Temperature and Electrical Poling Effects on Ionic Motion in MAPbI3 Photovoltaic Cells

2017 
Despite their excellent power conversion efficiency, MAPbI3 solar cells exhibit strong hysteresis that hinders reliable device operation. Herein it is shown that ionic motion is the dominant mechanism underlying hysteresis of MAPbI3 solar cells by studying the effects of electrical poling in different temperature ranges. Complete suppression of the hysteresis below 170 K is consistent with temperature activated diffusion of I− anions and/or the motion of the MA+ cations. Ionic motion has important effect on the overall efficiency of the MAPbI3 solar cells: the initial decrease of the power conversion efficiency while lowering the operating temperature is recovered and even enhanced up to 20% of its original value by applying an electrical poling.

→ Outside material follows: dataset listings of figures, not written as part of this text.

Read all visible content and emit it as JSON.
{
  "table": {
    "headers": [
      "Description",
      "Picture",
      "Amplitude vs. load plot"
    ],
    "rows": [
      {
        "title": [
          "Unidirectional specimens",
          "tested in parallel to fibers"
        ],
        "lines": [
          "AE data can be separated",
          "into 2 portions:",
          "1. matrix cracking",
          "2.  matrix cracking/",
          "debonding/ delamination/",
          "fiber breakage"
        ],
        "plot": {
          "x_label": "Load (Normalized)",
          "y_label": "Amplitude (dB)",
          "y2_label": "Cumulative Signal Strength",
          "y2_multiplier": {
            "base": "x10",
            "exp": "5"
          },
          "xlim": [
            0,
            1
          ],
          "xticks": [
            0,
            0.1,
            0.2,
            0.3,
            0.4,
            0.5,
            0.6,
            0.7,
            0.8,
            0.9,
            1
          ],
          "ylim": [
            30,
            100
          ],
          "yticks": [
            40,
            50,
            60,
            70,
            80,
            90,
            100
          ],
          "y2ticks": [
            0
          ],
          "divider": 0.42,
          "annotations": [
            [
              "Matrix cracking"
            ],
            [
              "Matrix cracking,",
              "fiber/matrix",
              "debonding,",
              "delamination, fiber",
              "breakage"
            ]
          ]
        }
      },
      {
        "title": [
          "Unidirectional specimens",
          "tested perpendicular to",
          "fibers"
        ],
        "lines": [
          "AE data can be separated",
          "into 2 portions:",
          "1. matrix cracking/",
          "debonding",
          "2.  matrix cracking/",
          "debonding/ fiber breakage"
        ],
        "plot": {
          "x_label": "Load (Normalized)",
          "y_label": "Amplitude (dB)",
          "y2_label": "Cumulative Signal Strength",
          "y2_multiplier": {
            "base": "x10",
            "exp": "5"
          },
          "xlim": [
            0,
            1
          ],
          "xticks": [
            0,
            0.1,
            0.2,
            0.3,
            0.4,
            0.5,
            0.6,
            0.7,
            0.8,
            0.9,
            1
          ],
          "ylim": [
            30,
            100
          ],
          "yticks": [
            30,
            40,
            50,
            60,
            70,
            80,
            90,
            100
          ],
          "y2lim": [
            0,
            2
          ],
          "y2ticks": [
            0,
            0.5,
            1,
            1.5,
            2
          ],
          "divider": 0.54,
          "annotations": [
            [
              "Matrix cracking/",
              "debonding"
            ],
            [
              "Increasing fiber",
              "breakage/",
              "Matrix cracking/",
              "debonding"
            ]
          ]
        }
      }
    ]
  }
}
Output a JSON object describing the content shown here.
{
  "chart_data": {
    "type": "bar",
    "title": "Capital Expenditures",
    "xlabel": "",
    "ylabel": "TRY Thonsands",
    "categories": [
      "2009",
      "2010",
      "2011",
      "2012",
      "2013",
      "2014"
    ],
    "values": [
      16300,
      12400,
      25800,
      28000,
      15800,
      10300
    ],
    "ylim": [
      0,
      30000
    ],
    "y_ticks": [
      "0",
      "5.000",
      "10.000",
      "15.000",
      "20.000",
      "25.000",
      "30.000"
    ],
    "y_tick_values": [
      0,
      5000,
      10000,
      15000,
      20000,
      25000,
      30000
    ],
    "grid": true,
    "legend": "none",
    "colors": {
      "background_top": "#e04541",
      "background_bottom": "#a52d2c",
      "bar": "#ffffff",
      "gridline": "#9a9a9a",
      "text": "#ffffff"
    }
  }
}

The open circuit voltage significantly increases and the current density fully recovers due to the reduction of the electron extraction barrier at the TiO2/MAPbI3 interface driven by the charge accumulation at the interface. Moreover, beside TiO2/MAPbI3 interfacial charge transfer, charge transport in TiO2 strongly affects the photovoltaic performance, as revealed by MAPbI3/ms-TiO2 field effect transistors. These results establish the basis to develop effective strategies to mitigate operational instability of perovskites solar cells.